You paid $175 and you thought it was a deal.

How did this happen?

Face facts: in the Internet era, hotel pricing has become a crazy quilt. It used to be that there was one price and that was that. Now, pricing is dynamic, as hotels stumble into what's called revenue management, which amounts to attempting to squeeze the best price out of every booking, even if that means the price changes every five minutes.

Another fact: hotels typically reserve their best pricing for what they call "opaque" marketplaces, such as Priceline's Name Your Own Price program, where you bid blind, not knowing what hotel you are bidding on, but knowing the neighborhood and the star rating.

The reason: a growing annoyance for many hotels is a sharp increase in the number of guests playing what could be called room rate arbitrage. It works like this. You book a room for the night of February 14 in San Francisco, and you make it a fully refundable booking. Then you keep checking for lower rates. If you find one, book it and cancel the first reservation. Then the game begins anew.

That, incidentally, is the insider's tip for always getting the best rates. The downside: playing rate arbitrage takes work, constant monitoring.

Hoteliers will not disclose how much of this arbitrage occurs but, because the Priceline Name Your Own Price deals (and similar from competitors) are opaque, they don't figure into this arbitrage because they don't show up in Web searches.

Remember "opacity," however, because that is the word that, eventually, will unlock yet more savings.
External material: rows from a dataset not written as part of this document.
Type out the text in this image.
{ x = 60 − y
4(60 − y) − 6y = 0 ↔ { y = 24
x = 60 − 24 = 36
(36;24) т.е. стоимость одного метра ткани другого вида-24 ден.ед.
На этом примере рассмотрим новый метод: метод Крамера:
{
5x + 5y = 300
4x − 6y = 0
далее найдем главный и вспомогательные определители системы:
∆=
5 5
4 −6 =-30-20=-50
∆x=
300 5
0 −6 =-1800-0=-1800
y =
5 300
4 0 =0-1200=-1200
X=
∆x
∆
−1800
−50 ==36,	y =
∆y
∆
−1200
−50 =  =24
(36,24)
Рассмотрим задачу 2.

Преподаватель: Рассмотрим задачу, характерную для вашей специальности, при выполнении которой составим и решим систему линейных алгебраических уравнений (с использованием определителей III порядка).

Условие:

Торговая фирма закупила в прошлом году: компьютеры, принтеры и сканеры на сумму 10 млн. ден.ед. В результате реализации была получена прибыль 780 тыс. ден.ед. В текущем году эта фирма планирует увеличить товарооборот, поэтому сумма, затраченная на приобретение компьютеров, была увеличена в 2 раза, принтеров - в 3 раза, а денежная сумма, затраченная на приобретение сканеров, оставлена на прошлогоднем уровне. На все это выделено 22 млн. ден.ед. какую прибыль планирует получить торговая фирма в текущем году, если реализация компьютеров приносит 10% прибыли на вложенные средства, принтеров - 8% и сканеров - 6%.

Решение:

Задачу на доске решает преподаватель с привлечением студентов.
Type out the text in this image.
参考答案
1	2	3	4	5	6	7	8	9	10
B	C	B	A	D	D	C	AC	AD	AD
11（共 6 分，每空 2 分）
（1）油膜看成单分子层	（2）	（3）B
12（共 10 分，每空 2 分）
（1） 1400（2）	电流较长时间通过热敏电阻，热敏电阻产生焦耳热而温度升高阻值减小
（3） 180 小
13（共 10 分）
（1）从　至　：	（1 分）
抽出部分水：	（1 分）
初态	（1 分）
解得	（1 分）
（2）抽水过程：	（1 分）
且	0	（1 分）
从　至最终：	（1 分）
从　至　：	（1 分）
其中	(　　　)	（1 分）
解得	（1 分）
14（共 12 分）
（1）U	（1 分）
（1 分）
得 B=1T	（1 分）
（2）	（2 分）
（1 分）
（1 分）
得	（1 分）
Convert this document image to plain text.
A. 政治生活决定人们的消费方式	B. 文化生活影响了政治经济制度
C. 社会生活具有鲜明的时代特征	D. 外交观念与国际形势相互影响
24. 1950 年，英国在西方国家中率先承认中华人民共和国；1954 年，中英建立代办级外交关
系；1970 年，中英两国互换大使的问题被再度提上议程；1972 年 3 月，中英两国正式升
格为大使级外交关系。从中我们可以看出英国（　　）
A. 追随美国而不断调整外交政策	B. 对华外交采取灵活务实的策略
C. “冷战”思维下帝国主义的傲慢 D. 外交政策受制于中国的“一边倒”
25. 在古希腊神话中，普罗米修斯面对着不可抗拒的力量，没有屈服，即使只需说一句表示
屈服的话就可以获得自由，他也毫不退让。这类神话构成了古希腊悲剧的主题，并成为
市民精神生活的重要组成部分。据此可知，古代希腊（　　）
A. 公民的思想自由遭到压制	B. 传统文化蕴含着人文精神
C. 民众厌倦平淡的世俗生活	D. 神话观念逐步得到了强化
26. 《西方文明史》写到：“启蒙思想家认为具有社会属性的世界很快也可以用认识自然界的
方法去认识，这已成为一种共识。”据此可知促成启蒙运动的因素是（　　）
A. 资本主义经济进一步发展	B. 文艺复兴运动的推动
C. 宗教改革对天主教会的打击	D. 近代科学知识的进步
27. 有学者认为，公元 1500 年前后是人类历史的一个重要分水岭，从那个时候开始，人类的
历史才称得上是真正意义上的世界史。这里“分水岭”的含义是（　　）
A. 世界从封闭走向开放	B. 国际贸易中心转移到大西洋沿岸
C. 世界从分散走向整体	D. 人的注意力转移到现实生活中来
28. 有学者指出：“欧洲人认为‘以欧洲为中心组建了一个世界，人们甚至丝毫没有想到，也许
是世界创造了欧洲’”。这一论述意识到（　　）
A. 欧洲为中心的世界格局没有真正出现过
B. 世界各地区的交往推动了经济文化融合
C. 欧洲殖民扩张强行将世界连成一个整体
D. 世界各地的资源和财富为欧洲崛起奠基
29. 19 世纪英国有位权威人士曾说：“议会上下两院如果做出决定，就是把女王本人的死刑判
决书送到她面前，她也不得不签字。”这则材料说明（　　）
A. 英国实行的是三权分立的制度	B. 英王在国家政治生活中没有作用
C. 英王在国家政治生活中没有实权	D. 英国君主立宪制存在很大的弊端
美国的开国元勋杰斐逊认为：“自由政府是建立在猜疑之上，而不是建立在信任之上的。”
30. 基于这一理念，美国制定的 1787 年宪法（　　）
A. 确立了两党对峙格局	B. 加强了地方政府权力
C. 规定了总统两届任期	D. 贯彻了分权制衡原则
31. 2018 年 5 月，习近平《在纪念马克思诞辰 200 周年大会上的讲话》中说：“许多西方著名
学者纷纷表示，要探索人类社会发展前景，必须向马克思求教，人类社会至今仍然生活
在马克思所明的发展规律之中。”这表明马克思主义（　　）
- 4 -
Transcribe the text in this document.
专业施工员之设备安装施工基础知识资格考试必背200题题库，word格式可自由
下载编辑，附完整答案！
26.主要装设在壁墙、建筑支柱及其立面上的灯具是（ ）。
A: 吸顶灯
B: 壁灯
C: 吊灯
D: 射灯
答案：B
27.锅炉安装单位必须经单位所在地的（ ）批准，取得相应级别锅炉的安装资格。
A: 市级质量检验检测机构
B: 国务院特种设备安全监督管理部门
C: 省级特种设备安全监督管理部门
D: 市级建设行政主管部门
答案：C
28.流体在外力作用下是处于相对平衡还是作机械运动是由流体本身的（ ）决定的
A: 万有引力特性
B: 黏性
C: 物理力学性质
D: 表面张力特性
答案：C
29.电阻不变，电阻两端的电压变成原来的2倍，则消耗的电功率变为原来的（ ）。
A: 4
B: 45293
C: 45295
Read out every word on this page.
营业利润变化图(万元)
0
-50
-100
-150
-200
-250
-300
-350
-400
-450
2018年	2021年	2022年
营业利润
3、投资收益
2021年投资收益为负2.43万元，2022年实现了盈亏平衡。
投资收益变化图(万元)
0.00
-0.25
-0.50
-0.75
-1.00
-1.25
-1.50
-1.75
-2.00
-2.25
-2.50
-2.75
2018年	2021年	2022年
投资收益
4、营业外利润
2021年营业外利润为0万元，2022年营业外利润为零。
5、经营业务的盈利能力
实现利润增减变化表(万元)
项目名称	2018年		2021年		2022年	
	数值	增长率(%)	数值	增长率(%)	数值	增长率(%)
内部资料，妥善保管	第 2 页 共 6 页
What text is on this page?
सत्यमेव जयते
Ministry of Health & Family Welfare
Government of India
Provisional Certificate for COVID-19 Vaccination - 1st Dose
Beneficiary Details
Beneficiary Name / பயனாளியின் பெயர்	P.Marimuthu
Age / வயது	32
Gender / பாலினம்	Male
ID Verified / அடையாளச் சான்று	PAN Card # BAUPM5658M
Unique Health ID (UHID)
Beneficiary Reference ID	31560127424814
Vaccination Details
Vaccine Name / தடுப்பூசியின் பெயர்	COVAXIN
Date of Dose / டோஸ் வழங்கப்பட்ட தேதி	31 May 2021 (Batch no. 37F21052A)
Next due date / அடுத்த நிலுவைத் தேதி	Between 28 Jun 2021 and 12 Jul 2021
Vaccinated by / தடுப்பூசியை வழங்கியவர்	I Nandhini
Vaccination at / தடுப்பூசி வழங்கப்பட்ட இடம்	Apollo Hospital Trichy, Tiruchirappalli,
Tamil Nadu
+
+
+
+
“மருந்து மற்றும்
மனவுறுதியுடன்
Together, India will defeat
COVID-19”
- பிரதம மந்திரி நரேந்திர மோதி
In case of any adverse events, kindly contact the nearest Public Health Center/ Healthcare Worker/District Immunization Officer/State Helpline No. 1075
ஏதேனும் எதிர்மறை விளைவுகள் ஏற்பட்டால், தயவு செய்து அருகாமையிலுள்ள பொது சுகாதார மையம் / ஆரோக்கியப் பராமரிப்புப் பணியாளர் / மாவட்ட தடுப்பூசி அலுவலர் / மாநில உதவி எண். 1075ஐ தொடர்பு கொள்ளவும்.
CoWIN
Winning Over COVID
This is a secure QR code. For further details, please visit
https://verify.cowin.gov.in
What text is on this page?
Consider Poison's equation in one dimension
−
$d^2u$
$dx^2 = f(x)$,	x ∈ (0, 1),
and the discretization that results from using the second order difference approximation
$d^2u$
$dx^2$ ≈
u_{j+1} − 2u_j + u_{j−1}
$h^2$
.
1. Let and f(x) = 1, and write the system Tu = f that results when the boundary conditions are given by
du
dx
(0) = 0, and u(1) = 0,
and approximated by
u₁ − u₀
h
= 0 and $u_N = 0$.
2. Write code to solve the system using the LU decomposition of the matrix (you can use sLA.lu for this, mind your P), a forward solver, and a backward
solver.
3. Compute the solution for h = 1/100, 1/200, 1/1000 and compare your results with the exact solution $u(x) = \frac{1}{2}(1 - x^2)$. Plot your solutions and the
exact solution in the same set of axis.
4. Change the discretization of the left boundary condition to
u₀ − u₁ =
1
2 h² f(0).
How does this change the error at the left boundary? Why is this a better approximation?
The blunt reality: hotel pricing is guided by what the industry calls "parity," said marketer Edward Nevraumont, a onetime Expedia vice president. What "parity" means is that when a big online travel agency (OTA) - like Expedia, Hotels.com, etc. - agrees to handle a hotel, it usually insists on "parity," which means no other site can offer the same room on the same night at a lower price and neither can the hotel itself.

That means prices, really, are pretty much the same in an apples to apples comparison.

But not always. Drew Patterson, CEO of hotel price search site Room77, said that his site uncovers significant differences in prices at hotels 60% of the time and that those differences can average around $40 per day.

How? Often the price differences revolve around special discounts - for AAA membership, for instance. Often, too, hotels on their own sites offer special deals - free breakfast or free WiFi, for instance -- and Room77 makes a point to patrol some 100,000 hotel sites.